It Was Forever, Until It Ended
For safety reasons, some photographs are not shown at this time.Ongoing project, 2022–present.
On February 24, 2022, my country began a full-scale war against Ukraine. It completely changed my life.
This project consists of self-portraits made during the war as reactions to what was happening: propaganda, new laws that banned even the word “war, ” isolation caused by sanctions and international condemnation, repression, and forced emigration.
The project, which began as a form of protest, became a way of documenting what was happening.
It started intuitively. I took the first self-portraits on my birthday, February 22, 2022. On this day, the war had not yet begun physically, but it had already begun legally. I was shooting on my phone because I did not fully realize or believe that this would turn into a full-scale armed war. I was wrong.
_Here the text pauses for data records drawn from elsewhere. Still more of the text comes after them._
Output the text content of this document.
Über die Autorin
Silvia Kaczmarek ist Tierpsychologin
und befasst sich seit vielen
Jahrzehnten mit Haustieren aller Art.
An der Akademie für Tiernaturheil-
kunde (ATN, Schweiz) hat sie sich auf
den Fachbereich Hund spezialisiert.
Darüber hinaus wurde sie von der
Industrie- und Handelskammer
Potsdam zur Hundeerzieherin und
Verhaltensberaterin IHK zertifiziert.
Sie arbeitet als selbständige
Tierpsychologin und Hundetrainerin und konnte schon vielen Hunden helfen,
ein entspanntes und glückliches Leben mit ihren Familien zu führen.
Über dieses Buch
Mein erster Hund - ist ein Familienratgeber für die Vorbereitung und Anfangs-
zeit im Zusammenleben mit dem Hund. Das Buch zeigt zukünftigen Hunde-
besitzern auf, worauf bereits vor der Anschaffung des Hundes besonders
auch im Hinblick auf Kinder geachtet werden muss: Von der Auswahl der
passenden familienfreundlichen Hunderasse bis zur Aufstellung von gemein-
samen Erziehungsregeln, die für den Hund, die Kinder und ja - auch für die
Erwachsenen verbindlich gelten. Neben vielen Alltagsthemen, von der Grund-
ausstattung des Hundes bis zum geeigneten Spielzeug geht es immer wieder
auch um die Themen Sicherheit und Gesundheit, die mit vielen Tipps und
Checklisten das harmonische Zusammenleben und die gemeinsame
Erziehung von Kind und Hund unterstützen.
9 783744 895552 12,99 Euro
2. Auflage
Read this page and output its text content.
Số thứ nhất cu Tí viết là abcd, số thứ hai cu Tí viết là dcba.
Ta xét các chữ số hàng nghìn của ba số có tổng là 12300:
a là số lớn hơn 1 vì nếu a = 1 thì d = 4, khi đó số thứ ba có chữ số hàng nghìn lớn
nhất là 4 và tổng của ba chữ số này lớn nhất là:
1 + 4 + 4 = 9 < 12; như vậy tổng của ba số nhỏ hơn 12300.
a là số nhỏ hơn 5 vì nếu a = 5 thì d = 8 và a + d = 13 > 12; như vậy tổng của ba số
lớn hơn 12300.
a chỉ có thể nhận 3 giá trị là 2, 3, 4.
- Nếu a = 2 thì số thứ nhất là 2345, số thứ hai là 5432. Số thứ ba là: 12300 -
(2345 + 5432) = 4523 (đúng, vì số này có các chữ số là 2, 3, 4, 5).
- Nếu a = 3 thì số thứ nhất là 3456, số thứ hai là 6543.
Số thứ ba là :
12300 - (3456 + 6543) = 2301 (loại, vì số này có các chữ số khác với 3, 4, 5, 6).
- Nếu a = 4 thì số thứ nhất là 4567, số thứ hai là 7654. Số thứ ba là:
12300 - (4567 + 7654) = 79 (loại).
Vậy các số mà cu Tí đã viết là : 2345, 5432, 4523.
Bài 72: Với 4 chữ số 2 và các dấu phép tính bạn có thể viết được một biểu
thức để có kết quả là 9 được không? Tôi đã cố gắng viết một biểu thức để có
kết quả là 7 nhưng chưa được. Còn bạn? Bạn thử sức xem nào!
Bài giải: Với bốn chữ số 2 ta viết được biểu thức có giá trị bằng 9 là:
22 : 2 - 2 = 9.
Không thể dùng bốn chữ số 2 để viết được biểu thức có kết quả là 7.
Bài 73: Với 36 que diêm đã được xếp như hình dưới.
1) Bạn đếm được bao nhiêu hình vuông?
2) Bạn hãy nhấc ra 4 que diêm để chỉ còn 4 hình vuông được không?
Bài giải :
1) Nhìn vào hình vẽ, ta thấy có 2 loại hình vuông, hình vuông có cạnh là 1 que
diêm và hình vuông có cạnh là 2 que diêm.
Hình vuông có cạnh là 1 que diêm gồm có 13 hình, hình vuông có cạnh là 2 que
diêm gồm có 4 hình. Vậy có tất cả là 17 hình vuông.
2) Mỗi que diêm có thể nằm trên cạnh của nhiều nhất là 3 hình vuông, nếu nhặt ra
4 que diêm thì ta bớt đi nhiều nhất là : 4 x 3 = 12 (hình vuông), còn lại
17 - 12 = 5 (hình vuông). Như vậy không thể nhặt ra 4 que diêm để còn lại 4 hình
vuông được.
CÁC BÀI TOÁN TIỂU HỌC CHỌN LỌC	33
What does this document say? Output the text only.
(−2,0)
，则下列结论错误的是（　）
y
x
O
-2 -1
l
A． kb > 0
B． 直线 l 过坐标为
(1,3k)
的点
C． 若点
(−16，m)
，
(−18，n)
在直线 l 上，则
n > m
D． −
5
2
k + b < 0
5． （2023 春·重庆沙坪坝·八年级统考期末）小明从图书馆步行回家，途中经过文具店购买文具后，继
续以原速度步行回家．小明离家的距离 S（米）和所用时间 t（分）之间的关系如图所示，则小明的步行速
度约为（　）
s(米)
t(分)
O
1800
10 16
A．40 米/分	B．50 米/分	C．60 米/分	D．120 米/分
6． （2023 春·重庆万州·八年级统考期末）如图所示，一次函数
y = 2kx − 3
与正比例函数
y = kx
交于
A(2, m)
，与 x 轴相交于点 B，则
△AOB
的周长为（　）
These photographs led to persecution by the state, and I was eventually forced to leave the country before the question of imprisonment became only a matter of time. After that, the portraits made in Russia were replaced by the scenery of Germany, which was foreign to me.
Since childhood, my mother tried to protect me in the only way she knew, attempting to teach me to remain unnoticed and not speak aloud about what could be dangerous. This fear came from the Soviet era, where repression shaped everyday life and was passed from generation to generation as an unspoken rule of safety. It failed because these attitudes were alien and not accepted by me. I grew up during the 1990s and early 2000s, often described as the freest period in Russia’s recent history.
After 2022, a sense of the cyclical nature of Russian history strengthened within me — a history that seemed to leave no room for hope of democratic changes.
Still, continuing this project gives me hope and meaning. I believe in the inevitable political evolution of authoritarian regimes. I believe that Russia will move toward democracy. I believe in my home and in my return.
This path is not finished. When it will end, and whether it will end at all, remains unknown. Russian history seems to move in circles, but is that really true? I will only be able to take the final photograph when I return home. Until then, this place will remain empty.